Dobhal also pointed to the accelerating impact of artificial intelligence. AI, he suggested, is reshaping content creation, aggregation and distribution at a pace the industry collectively struggles to respond to in a structured way. Adaptation is inevitable, but coordination is lagging.
In September 2025, Dish TV convened a one and a half day closed door roundtable at Taj 97. It was not positioned as another networking event. Instead, it was framed as a narrative setting exercise.
Producers, creators, investors, global studios, technology leaders and distribution players were brought into a single room. The goal was to de-layer the business, interrogate bottlenecks and test a larger hypothesis: can India build a unified, globally connected and commercially sustainable entertainment ecosystem?
India produces enormous volumes of content across languages and formats. It has one of the largest diasporas in the world, representing a ready global audience. Yet access to international distribution houses, structured investor networks and global buyers remains limited to a relatively small circle.
“There are very few distribution houses or buyers whom everybody knows,” Dobhal observed. For many creators, the journey of a script often ends at informal networking. Beyond a handful of producers and directors, pathways narrow quickly.
The next step in this experiment will unfold on 16, 17 and 18 March 2026. Dish TV plans to launch a three day marketplace that combines streaming showcases, investor access, business matchmaking and structured networking under one roof.
Dobhal was careful not to oversell it as a career shortcut. “It is not just about a career boost,” he said. “It is a roadmap.” Partnerships formed during those three days, he argued, could shape trajectories for three to five years, potentially extending beyond 10 years as value compounds annually.

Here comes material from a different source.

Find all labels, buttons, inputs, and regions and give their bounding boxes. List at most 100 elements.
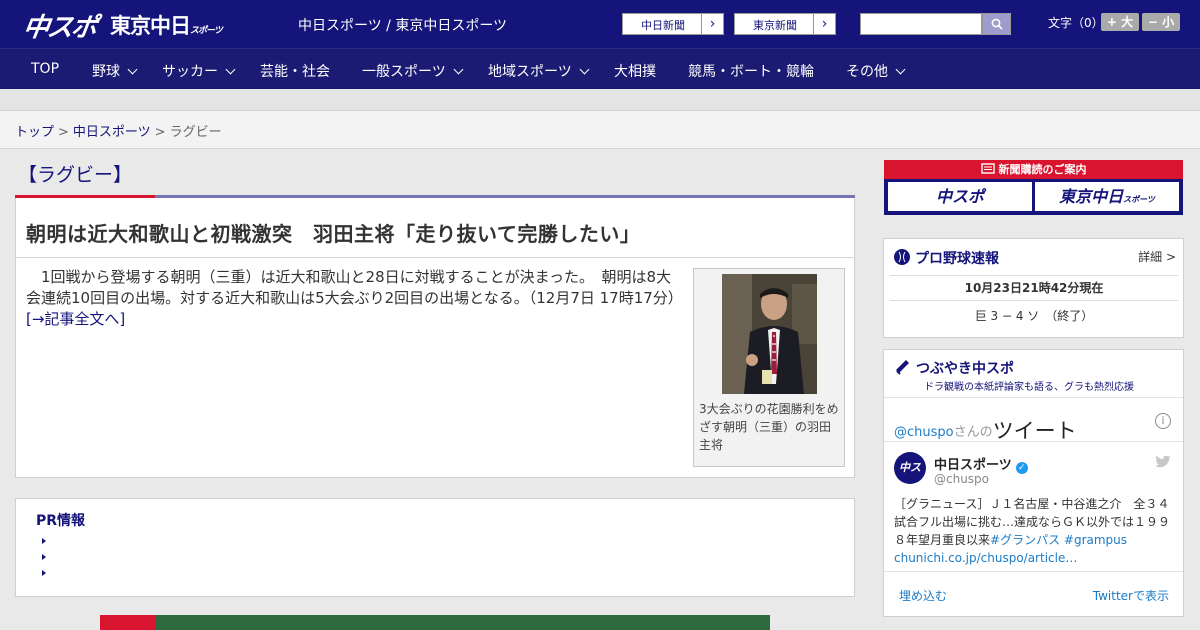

The marketplace aims to attract not just Indian participants but global studios, investors and buyers from markets such as the United States and Canada. The intention is to create cross border synergies rather than isolated domestic deals.
If India’s content appeals to global audiences, Dobhal argued, then the ecosystem must facilitate global access. By bringing international franchises, diaspora stakeholders and Indian creators together in a curated setting, the industry can move from conversation to transaction.
A recurring theme in Dobhal’s remarks was the gap between discourse and deal making. India has no shortage of summits. What it lacks, in his view, is sustained business architecture that binds creators, capital and distribution.
The fragmentation problem, he suggested, is as much structural as cultural. Silos exist between creative teams and technology providers, between regional content hubs and national platforms, and between Indian producers and global buyers. Without deliberate aggregation, value leaks at every stage.
The proposed marketplace is designed as a magnet, a deliberate attempt to cluster stakeholders who otherwise operate in parallel tracks. In theory, this could reduce friction in monetisation, accelerate discoverability and provide emerging creators with clearer entry points.
Dobhal’s broader argument extends beyond one event. The Indian content ecosystem is at an inflection point. OTT modulation needs refinement. Production pipelines require better integration with technology. The creative ecosystem needs nourishment and global amplification.
AI is accelerating disruption, but without structural alignment, its potential may be unevenly realised. A unified platform, he believes, can serve as connective tissue.
Whether three days in March 2026 can truly recalibrate a multi billion rupee industry remains an open question. But the diagnosis is hard to dismiss. India’s content economy is vibrant, inventive and prolific. Its challenge is not scarcity of stories, but scarcity of structured pathways.
If fragmentation is the fault line, aggregation may be the fix. And in a market where value is often hidden in plain sight, bringing everyone into one room might just be the first step towards unlocking it.